A topsy turvy garden

The Franklin Tree (Franklinia alatamaha, below) will often bloom into late September when the leaves begin to turn to a beautiful orange-red. The contrast of colorful foliage and large white blooms with prominent yellow stamens is striking, but not this year. The last of the late summer blooms are fading, I see no more buds ready to open, and the foliage has not begun to change color.

There are a number of bloomers in the garden that are ending early or starting late. Why? The obvious answer is the inordinate number of hot days in this summer, but why worry about it, every season has its odd happenings, so the gardener must learn to enjoy things as they come. There are problems that require the gardener’s intervention (pulling weeds and banishing bugs), but this isn’t one of them.

The small white blooms of the Seven Son Tree (Heptacodium miconioides, above) are fading more quickly than is usual, so the garden is noticeably calmer with fewer bumblebees and butterflies buzzing about. The fall foliage color of the Seven Son is unworthy of mention, but the blooms are followed by pink-purple bracts that are at least as attractive as the blooms, so that the tree remains colorful into October.

The gold leafed caryopteris (‘Worcester Gold’ and ‘Jason Sunshine Blue’) are still in bloom, but showing some sign of fading as the variegated ‘Snow Fairy’ (above) is coming into full bloom.

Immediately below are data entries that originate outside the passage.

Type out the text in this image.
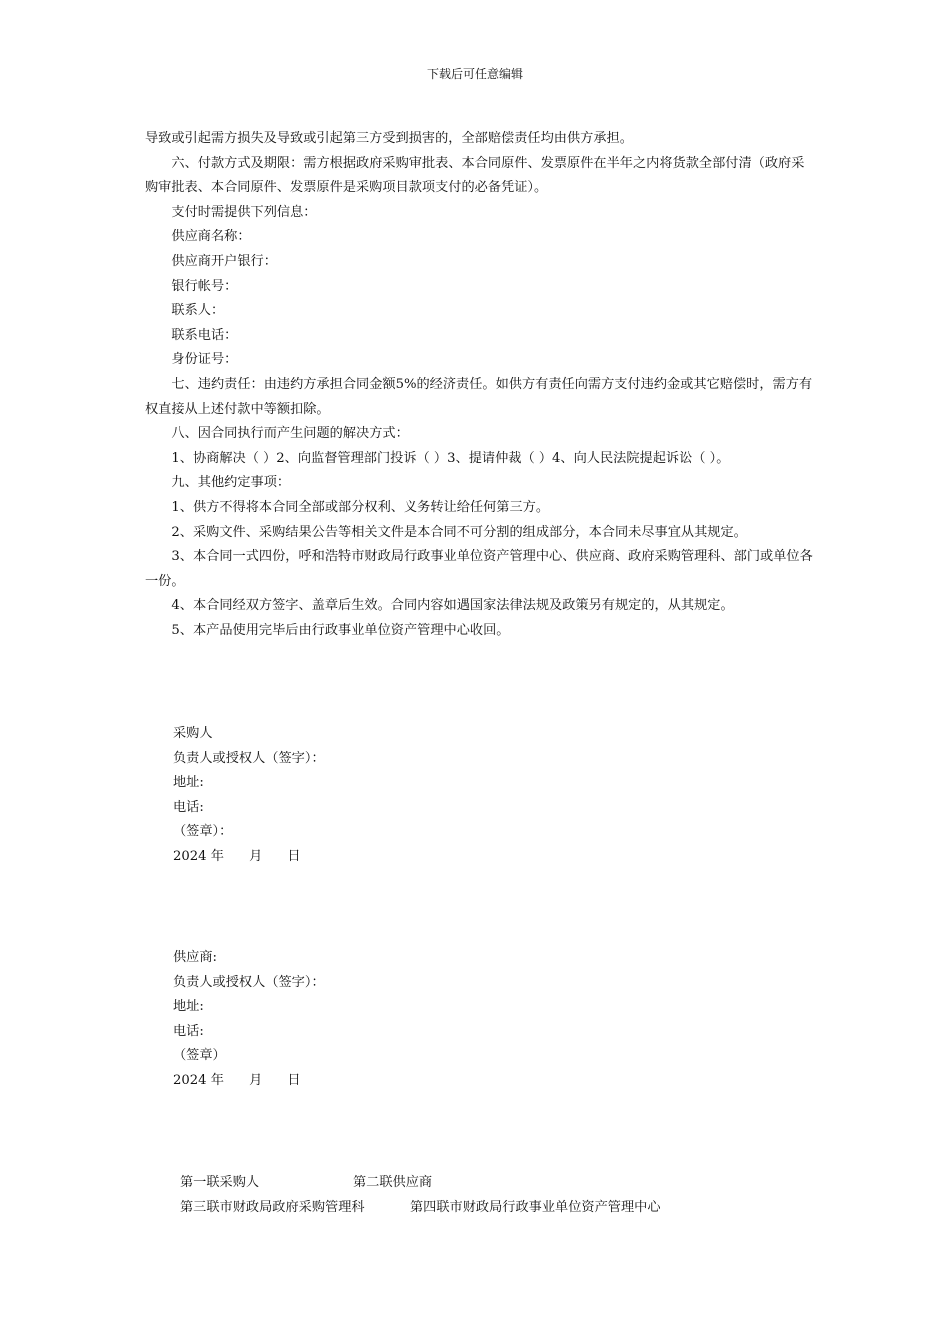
下载后可任意编辑

导致或引起需方损失及导致或引起第三方受到损害的，全部赔偿责任均由供方承担。

六、付款方式及期限：需方根据政府采购审批表、本合同原件、发票原件在半年之内将货款全部付清（政府采购审批表、本合同原件、发票原件是采购项目款项支付的必备凭证）。

支付时需提供下列信息：

供应商名称：

供应商开户银行：

银行帐号：

联系人：

联系电话：

身份证号：

七、违约责任：由违约方承担合同金额5%的经济责任。如供方有责任向需方支付违约金或其它赔偿时，需方有权直接从上述付款中等额扣除。

八、因合同执行而产生问题的解决方式：

1、协商解决（ ）2、向监督管理部门投诉（ ）3、提请仲裁（ ）4、向人民法院提起诉讼（ ）。

九、其他约定事项：

1、供方不得将本合同全部或部分权利、义务转让给任何第三方。

2、采购文件、采购结果公告等相关文件是本合同不可分割的组成部分，本合同未尽事宜从其规定。

3、本合同一式四份，呼和浩特市财政局行政事业单位资产管理中心、供应商、政府采购管理科、部门或单位各一份。

4、本合同经双方签字、盖章后生效。合同内容如遇国家法律法规及政策另有规定的，从其规定。

5、本产品使用完毕后由行政事业单位资产管理中心收回。

采购人
负责人或授权人（签字）：
地址:
电话:
（签章）：
2024 年      月      日
供应商:
负责人或授权人（签字）：
地址:
电话:
（签章）
2024 年      月      日
第一联采购人	第二联供应商
第三联市财政局政府采购管理科	第四联市财政局行政事业单位资产管理中心
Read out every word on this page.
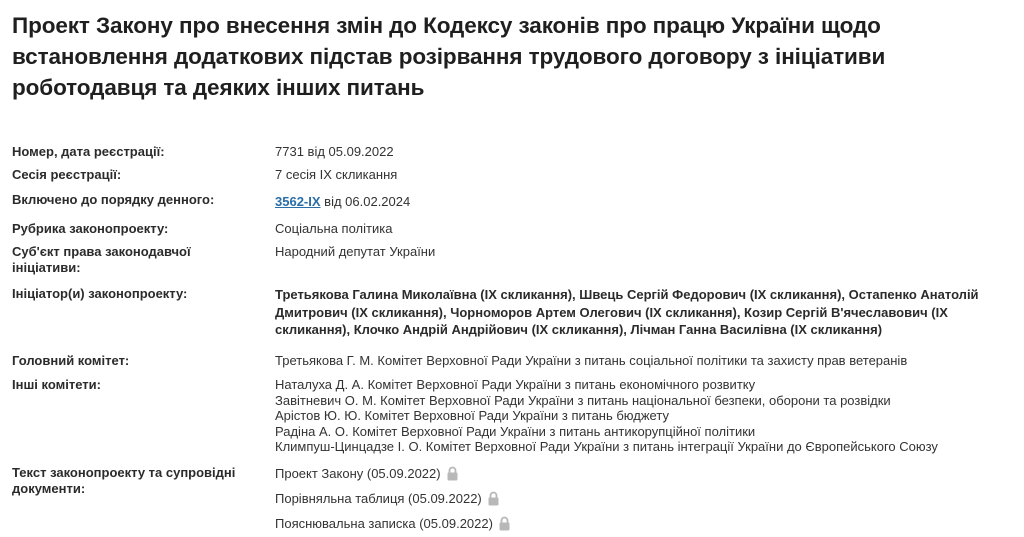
Проект Закону про внесення змін до Кодексу законів про працю України щодо встановлення додаткових підстав розірвання трудового договору з ініціативи роботодавця та деяких інших питань
Номер, дата реєстрації:	7731 від 05.09.2022
Сесія реєстрації:	7 сесія IX скликання
Включено до порядку денного:	3562-IX від 06.02.2024
Рубрика законопроекту:	Соціальна політика
Суб'єкт права законодавчої ініціативи:
Народний депутат України
Ініціатор(и) законопроекту:	Третьякова Галина Миколаївна (IX скликання), Швець Сергій Федорович (IX скликання), Остапенко Анатолій Дмитрович (IX скликання), Чорноморов Артем Олегович (IX скликання), Козир Сергій В'ячеславович (IX скликання), Клочко Андрій Андрійович (IX скликання), Лічман Ганна Василівна (IX скликання)
Головний комітет:	Третьякова Г. М. Комітет Верховної Ради України з питань соціальної політики та захисту прав ветеранів
Інші комітети:	Наталуха Д. А. Комітет Верховної Ради України з питань економічного розвитку
Завітневич О. М. Комітет Верховної Ради України з питань національної безпеки, оборони та розвідки
Арістов Ю. Ю. Комітет Верховної Ради України з питань бюджету
Радіна А. О. Комітет Верховної Ради України з питань антикорупційної політики
Климпуш-Цинцадзе І. О. Комітет Верховної Ради України з питань інтеграції України до Європейського Союзу
Текст законопроекту та супровідні документи:
Проект Закону (05.09.2022)
Порівняльна таблиця (05.09.2022)
Пояснювальна записка (05.09.2022)
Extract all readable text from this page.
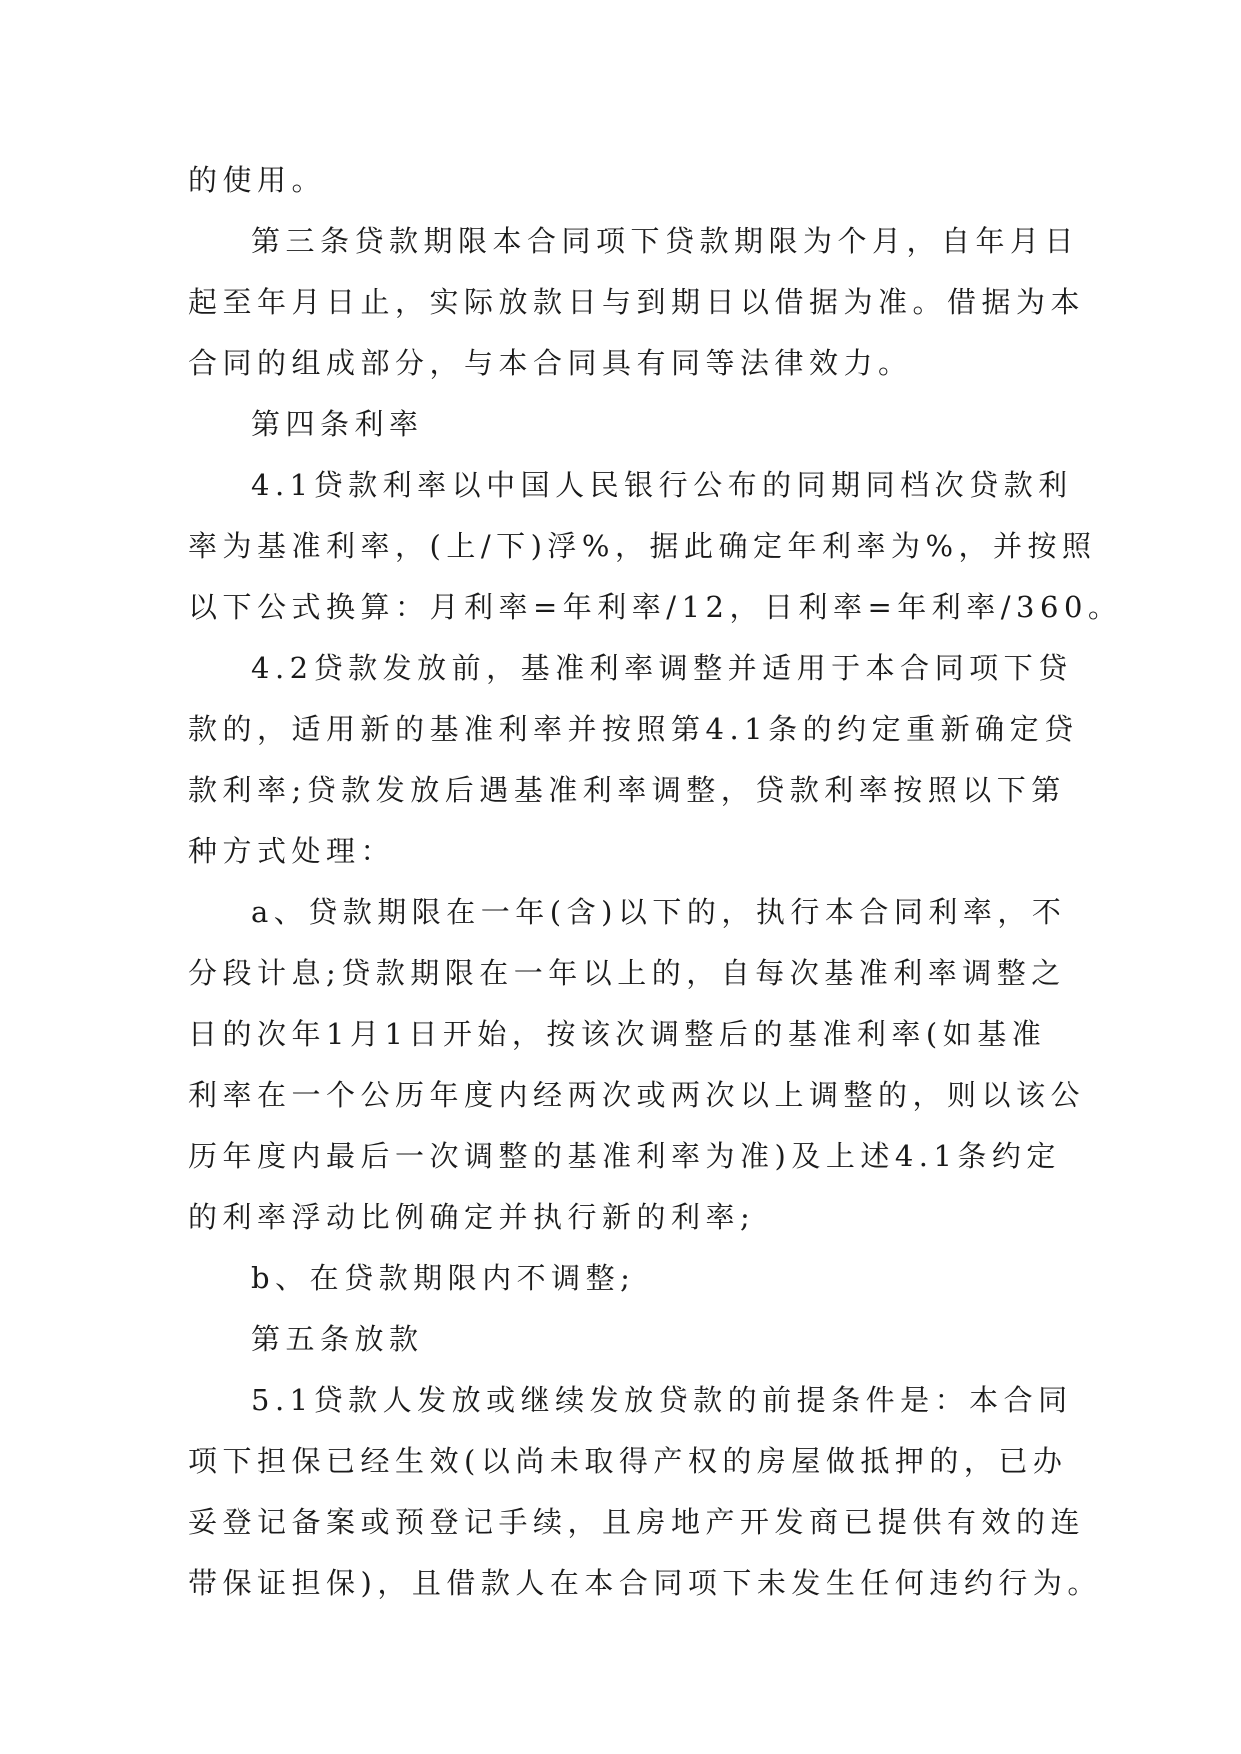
的使用。
第三条贷款期限本合同项下贷款期限为个月，自年月日
起至年月日止，实际放款日与到期日以借据为准。借据为本
合同的组成部分，与本合同具有同等法律效力。
第四条利率
4.1贷款利率以中国人民银行公布的同期同档次贷款利
率为基准利率，(上/下)浮%，据此确定年利率为%，并按照
以下公式换算：月利率=年利率/12，日利率=年利率/360。
4.2贷款发放前，基准利率调整并适用于本合同项下贷
款的，适用新的基准利率并按照第4.1条的约定重新确定贷
款利率;贷款发放后遇基准利率调整，贷款利率按照以下第
种方式处理：
a、贷款期限在一年(含)以下的，执行本合同利率，不
分段计息;贷款期限在一年以上的，自每次基准利率调整之
日的次年1月1日开始，按该次调整后的基准利率(如基准
利率在一个公历年度内经两次或两次以上调整的，则以该公
历年度内最后一次调整的基准利率为准)及上述4.1条约定
的利率浮动比例确定并执行新的利率;
b、在贷款期限内不调整;
第五条放款
5.1贷款人发放或继续发放贷款的前提条件是：本合同
项下担保已经生效(以尚未取得产权的房屋做抵押的，已办
妥登记备案或预登记手续，且房地产开发商已提供有效的连
带保证担保)，且借款人在本合同项下未发生任何违约行为。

The flowers of Snow Fairy are smaller and more scattered, so the color from its blooms is not so pronounced, but the green and white splotched leaves are splendid from late spring until frost.

With the extended heat other late summer blooming perennials have been later in developing buds, and are only now beginning to show color. Today there are only a few blooms on the Japanese Windflowers (Anemone ‘Whirlwind’, above), but numerous buds, so there will be blooms for several weeks. Despite the heat the windflowers have grown quite tall, except for a few that were nibbled by deer that are more compact and just beginning to bud.

The common names of many plants can be of mysterious origins, but windflowers are aptly described. The tall flowering stalks bend and sway in the breeze, and will occasionally require staking, but not this year since there have been no severe storms.

Most of the toad lilies (Tricyrtis, above) are budded heavily, and within days of blooming. One cultivar has been blooming for several weeks, but I cannot recall a time when all weren’t blooming by the start of September.

The tardy windflowers and toad lilies will bloom into October, likely until frost, so enjoy the cooler temperatures and the abundant blooms, and don’t fret that the sunflowers are a few weeks late.